Billet invité.
Il est souvent instructif de se plonger dans ces gros rapports en accès libre que les analystes financiers utilisent comme vitrines pour justifier de leur savoir-faire et de leur intelligence de l’avenir. Cela a été le cas avec celui de Bain & Co, l’un des grands consultants financiers internationaux, qui analyse l’origine et les conséquences de la croissance prévisible du capital et en offre une vision saisissante.
Lisons-le : le volume mondial global des actifs financiers pourrait en 2020 atteindre 900.000 milliards de dollars (à prix et taux de change constants), après avoir été en 2010 de 600.000 milliards de dollars, soit une progression prévisionnelle de 50% durant la décennie en cours. Le coût peu élevé du crédit (surtout en ces temps de politique monétaire non conventionnelle des banques centrales), l’innovation financière, l’accroissement des effets de levier et les transactions informatisées à grande vitesse vont continuer de conjuguer leurs effets, aboutissant à la poursuite extrêmement rapide de la croissance du capital entamée dans les années 80. Bain & Co estime que les pays émergés, la Chine au premier rang, vont dans une large part prendre le relais des pays avancés et contribuer à hauteur de 40% à cette augmentation faramineuse.
Le consultant met en parallèle celle-ci avec celle du PIB mondial, dont la croissance sera selon lui bien moindre, et dont le volume représentera 90.000 milliards de dollars en 2020, contre 63.000 milliards de dollars en 2010. En d’autre terme, les actifs financiers augmenteront de 300.000 milliards de dollars tandis que le PIB en fera autant de seulement 27.000 milliards de dollars ! Ou, plus significatif encore, le rapport entre le PIB et le volume des actifs financiers sera en fin de période de un à dix.
Au chapitre des conséquences, Bain & Co prévoit que la surabondance de capitaux par rapport à l’économie – que l’on appelle désormais réelle et qui sous-tend des actifs financiers qui ne le sont donc pas – va aboutir à une forte augmentation de leur prix, contribuant au gonflement de nouvelles bulles. À la recherche de rendements, les investisseurs vont renouer avec l’appétit au risque – en particulier les fonds de pension afin de remplir leurs engagements – tandis que les valeurs refuge vont se raréfier, et que l’enjeu va être de savoir estimer au mieux le risque (alors que des voix autorisées reconnaissent la vacuité de l’exercice).
Autre lourde prévision, la concentration du capital dans les grandes places financières actuelles va se maintenir, tandis que la croissance va être localisée dans les pays émergents et les investissements (spéculatifs) vont être en priorité dirigés sur le marché des matières premières, afin de profiter de cette croissance, afin de ne pas s’impliquer dans des contextes considérés comme peu sûrs (d’un point de vue juridique ou par rapport au respect de la propriété intellectuelle et commerciale).
Il est significatif que cette étude ne fasse nulle mention de l’impact des mesures de régulation financière, signifiant donc qu’elles ne vont pas entraver la poursuite de ce qui a été engagé, créant un déséquilibre encore bien plus prononcé, si toutefois les calculs à la base de ces prévisions se révèlent fondés.

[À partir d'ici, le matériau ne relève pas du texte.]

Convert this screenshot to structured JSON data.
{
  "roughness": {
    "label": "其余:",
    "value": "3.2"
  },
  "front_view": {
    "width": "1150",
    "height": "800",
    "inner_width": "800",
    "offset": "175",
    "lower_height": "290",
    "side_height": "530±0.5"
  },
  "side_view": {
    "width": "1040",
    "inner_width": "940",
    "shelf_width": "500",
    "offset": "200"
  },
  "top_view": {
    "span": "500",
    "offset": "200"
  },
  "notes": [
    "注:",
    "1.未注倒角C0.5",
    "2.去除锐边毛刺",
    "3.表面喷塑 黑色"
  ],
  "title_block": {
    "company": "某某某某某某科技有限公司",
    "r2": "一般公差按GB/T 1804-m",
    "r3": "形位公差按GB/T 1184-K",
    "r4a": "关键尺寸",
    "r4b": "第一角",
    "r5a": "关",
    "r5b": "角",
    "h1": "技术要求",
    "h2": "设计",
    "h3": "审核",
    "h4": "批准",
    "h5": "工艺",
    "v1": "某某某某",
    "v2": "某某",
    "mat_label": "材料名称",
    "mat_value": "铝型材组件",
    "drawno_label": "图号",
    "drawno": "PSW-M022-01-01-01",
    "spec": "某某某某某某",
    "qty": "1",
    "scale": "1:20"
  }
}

Cette même observation est à la base d’inquiétudes qui se multiplient, dernièrement partagées par Jeremy Stein, un professeur de Harvard devenu en mai dernier membre du conseil des gouverneurs de la Fed. Selon Alan Greenspan et Ben Bernanke, les taux de la Fed ont en effet vocation à gérer le niveau d’inflation et du chômage, tandis que la prévention des bulles financières relève des mesures prudentielles et de régulation qui ne sont pas de son ressort. Mais Jeremy Stein a expliqué dans un discours remarqué que le bon outil pour faire face au danger d’une nouvelle bulle, alimenté par le comportement actuel des investisseurs, pourrait être la hausse des taux d’intérêt.
Si cette approche devait l’emporter, la Fed se trouverait au cœur d’une contradiction, devant hausser ses taux pour contenir la formation d’une bulle et les maintenir nuls pour soutenir l’économie et combattre le chômage (l’une de ses deux missions). Engagé sous une forme académique, ce débat témoigne de l’impuissance à maitriser les phénomènes contradictoires générés par le développement du capitalisme financier. Il met en évidence que, faute de mesures drastiques enrayant sa reproduction, l’activité financière ne peut que recréer par son développement incontrôlé les conditions d’une nouvelle crise.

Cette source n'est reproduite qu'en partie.